Monday, January 08, 2007

Puzzling Scripture

Based on my site's logs, the Google search that lands people at He Lives most often is for Humorous Scripture.

I'd like to start a new collection: Puzzling Scripture. Submit your passages that, for you, resist a satisfactory explanation.

Of course, there are likely many such passages. However, if I had to pick just one, I think it'd be:
16 If anyone sees his brother committing a sin not leading to death, he shall ask, and God will give him life—to those who commit sins that do not lead to death. There is sin that leads to death; I do not say that one should pray for that. 17 All wrongdoing is sin, but there is sin that does not lead to death. (1 John 5:16-17)
No matter how many commentaries I read, or study-bible footnotes, I have yet to come across a parsing of this passage that smellsright. For example, Matthew Henry, whom I find consistently reliable and understandable, writes, concerning this passage:

There is a sin unto death (v. 16), and there is a sin not unto death, v. 17. (1.) There is a sin unto death.
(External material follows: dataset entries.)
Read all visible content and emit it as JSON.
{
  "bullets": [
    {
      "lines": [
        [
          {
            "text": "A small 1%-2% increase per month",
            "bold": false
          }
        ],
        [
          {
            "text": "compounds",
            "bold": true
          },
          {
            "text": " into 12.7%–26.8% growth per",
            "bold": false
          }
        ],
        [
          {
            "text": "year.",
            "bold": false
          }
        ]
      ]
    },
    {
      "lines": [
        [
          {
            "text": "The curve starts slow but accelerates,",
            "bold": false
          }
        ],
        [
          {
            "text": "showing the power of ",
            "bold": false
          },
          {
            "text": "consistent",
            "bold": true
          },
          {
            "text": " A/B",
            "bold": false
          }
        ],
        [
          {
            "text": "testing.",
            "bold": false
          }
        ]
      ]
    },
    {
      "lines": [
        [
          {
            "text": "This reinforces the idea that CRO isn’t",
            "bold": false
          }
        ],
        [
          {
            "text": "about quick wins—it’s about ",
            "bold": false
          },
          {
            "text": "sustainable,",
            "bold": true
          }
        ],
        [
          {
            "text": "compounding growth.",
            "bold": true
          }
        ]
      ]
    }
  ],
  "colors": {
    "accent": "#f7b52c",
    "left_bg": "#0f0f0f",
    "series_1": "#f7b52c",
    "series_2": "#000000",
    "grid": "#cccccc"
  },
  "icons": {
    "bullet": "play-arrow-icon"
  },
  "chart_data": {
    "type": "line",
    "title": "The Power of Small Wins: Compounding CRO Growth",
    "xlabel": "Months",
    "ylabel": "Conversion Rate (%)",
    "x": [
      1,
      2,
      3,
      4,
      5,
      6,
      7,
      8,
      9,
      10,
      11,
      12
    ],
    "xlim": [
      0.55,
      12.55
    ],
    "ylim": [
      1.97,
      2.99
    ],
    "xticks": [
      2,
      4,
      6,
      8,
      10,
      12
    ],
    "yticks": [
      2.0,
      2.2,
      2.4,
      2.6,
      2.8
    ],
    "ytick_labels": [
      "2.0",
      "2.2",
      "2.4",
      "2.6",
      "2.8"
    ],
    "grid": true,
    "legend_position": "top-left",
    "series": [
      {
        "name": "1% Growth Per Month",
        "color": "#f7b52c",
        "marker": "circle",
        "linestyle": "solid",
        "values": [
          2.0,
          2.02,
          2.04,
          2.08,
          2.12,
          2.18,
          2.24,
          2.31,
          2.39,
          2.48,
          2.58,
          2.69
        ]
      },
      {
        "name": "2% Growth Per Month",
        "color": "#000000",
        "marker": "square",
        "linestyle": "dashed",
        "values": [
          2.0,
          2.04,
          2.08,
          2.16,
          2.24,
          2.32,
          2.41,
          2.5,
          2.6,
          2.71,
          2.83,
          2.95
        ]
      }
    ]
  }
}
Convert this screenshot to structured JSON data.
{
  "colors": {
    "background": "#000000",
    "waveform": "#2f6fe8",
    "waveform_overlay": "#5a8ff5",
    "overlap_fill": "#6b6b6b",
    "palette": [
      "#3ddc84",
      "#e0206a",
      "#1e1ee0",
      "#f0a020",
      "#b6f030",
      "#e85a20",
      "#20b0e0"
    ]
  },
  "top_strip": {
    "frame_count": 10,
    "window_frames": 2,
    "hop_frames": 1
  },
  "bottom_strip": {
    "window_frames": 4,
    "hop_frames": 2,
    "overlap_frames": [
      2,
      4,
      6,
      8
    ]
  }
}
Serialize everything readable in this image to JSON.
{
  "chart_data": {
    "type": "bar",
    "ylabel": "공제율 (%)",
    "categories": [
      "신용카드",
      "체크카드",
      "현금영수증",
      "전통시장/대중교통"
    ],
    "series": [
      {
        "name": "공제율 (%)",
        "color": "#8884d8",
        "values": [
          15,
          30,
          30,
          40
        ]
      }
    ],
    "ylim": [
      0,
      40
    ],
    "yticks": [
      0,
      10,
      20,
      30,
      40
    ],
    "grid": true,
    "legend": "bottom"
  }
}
All sin, as to the merit and legal sentence of it, is unto death. The wages of sin is death; and cursed is every one that continueth not in all things that are written in the book of the law, to do them, (Gal. 3:10). But there is a sin unto death in opposition to such sin as is here said not to be unto death. There is therefore, (2.) A sin not unto death. This surely must include all such sin as by divine or human constitution may consist with life; in the human constitution with temporal or corporal life, in the divine constitution with corporal or with spiritual evangelical life.


Feel free to offer an explanation of this passage—but the main point for this post is to encourage you to submit your favorite puzzling scripture.